La diverte essere provocatoria, come quando racconta barzellette spinte. Sua figlia la rimprovera ancora o ormai ci ride sopra?
«Mia figlia mi sgrida da sempre, è risaputo. Ma io non demordo! È un po’ bacchettona con me, mi richiama all’ordine… e questa cosa mi diverte ancora di più. Però mi vuole troppo bene e alla fine mi perdona sempre».
Qual è il complimento che riceve oggi e che la fa ancora arrossire come una ragazza?
«Quando mi dicono che sono una bella donna. A vent’anni non me lo dicevano; adesso è una cosa che mi fa morire dal ridere, perché non me l’hanno mai detto. Probabilmente intendono dire che, alla mia età, me li porto bene!».
Ha recentemente ricevuto un altro prestigioso riconoscimento alla carriera. Dove conserva tutti i suoi premi?
«Purtroppo, negli anni, i ladri mi hanno fatto visita più di una volta, portando via molti dei premi raccolti in oltre sessant’anni di carriera. Del Festival di Sanremo me ne è rimasto soltanto uno. Quelli che ho ancora occupano un posto speciale nel salone, accanto ai ricordi più cari, perché voglio poterli vedere: non avrebbe senso tenerli nascosti. Sul pianoforte ci sono le fotografie di mia figlia, dei miei nipoti, della loro Comunione, del matrimonio, di Fausto… Non ci sono manifesti o immagini celebrative di me stessa, non mi interessano. Non rinuncerei mai, invece, ai ricordi legati alla mia famiglia».
Dopo una vita trascorsa a cantare nei teatri e nei palazzetti di tutto il mondo, qual è la canzone che le è rimasta più nel cuore?
«La canzone che canto sempre e che amo di più, nonostante sia stata la mia primissima incisione, è Come ti vorrei del 1964, un blues.
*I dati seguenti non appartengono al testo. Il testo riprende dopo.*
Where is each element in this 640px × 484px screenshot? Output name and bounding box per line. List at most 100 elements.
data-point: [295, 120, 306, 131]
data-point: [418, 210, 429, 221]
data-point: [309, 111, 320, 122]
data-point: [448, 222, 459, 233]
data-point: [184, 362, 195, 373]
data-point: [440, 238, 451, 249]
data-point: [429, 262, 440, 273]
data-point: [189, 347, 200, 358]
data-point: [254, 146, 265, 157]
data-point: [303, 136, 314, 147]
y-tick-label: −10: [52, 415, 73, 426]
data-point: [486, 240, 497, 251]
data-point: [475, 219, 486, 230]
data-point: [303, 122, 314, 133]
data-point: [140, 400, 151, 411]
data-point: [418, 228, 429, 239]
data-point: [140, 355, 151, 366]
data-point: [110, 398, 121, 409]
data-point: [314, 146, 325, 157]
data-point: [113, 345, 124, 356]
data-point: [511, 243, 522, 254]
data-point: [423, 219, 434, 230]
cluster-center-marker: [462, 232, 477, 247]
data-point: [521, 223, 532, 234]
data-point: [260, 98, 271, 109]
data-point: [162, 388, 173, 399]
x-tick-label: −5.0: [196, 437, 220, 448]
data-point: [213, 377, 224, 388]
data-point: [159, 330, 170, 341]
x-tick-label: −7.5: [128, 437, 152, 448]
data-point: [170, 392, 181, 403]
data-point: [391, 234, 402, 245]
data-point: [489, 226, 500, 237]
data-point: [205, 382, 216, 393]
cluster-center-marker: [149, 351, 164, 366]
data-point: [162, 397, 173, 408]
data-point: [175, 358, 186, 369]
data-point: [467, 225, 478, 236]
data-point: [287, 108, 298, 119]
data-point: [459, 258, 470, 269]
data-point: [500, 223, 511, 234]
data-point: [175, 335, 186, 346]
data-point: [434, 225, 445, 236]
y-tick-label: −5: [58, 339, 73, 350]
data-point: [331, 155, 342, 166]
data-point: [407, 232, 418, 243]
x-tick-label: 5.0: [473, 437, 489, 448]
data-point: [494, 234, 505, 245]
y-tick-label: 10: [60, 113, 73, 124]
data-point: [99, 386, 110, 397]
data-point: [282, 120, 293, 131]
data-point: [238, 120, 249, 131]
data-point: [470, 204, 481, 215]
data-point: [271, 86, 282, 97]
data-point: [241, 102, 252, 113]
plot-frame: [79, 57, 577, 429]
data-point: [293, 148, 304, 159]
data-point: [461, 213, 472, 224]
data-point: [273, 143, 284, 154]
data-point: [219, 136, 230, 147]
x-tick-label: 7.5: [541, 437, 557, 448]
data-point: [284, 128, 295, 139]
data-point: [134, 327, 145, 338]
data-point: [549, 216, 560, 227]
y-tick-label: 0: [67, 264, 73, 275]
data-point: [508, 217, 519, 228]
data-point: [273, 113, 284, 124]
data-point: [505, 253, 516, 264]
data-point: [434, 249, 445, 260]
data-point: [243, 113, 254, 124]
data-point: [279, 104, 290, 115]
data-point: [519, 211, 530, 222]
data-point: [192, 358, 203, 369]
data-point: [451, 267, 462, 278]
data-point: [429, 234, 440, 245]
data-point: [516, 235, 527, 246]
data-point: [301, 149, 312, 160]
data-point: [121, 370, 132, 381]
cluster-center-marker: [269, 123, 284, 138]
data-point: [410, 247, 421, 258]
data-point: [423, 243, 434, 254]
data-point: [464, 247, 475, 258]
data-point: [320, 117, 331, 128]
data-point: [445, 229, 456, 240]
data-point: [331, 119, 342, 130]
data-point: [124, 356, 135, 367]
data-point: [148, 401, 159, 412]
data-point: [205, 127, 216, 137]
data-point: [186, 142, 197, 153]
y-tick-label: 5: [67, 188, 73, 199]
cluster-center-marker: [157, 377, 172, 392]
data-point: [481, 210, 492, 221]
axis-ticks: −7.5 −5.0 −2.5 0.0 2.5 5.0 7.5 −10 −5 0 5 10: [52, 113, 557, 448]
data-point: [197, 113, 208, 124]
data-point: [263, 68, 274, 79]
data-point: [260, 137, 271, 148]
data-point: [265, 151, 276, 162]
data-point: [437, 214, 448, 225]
Poi è giusto che il pubblico preferisca magari Zingara, La riva bianca, la riva nera, Fiume amaro, La mia solitudine e tante altre. Però quella del mio cuore resta Come ti vorrei».
La curiosità è ciò che la mantiene in forma

A 86 anni ha un’energia contagiosa. Se dovesse dare un solo consiglio per mantenere la stessa vitalità, quale sarebbe?
«A me aiuta cimentarmi sempre in qualcosa di nuovo. È quella famosa curiosità, quella voglia di sperimentare, di divertirmi, che mi tiene viva e mi sprona. Il consiglio che posso dare è di cercare di non isolarsi, ma di rimanere connessi con il mondo e soprattutto con i giovani. Interagire con loro, in uno scambio reciproco, è un’iniezione di vitalità. Leggere, ascoltare musica, andare a teatro ci tengono attivi. Coltivare una passione, qualunque essa sia, è fondamentale. Io leggo ancora molto e, quando gli occhi sono stanchi, ascolto audiolibri che possono essere un valido aiuto».
Che altre passioni ha?
«Una delle passioni che mi accompagna da sempre è la scrittura. Ho pubblicato per Mondadori il mio quinto libro, Quel profumo di brodo caldo, con cui ho voluto regalare un’altra porzione dei miei ricordi attraverso i profumi della cucina. Nessun ghostwriter: sono tutti libri scritti da me. Semplicemente Iva, con i miei ricordi e i miei aneddoti. Prima di questo sono usciti Polenta di castagne, dedicato alla storia della mia famiglia dalla metà dell’Ottocento fino al mio debutto come cantante, e i romanzi I prati di Sara, Nata di luna buona e Un altro giorno verrà».
Un’ultima domanda. Lei è stata opinionista de L’Isola dei Famosi. Cosa pensa di questa nuova edizione condotta da Selvaggia Lucarelli e completamente registrata, senza il gusto della diretta?
«Credo che qualsiasi reality perda gran parte del suo fascino se viene registrato. È un po’ come la musica: dal vivo o in playback. Il paragone è lo stesso. Dovrebbero essere live e, così facendo, immagino che perdano inevitabilmente un po’ del loro smalto».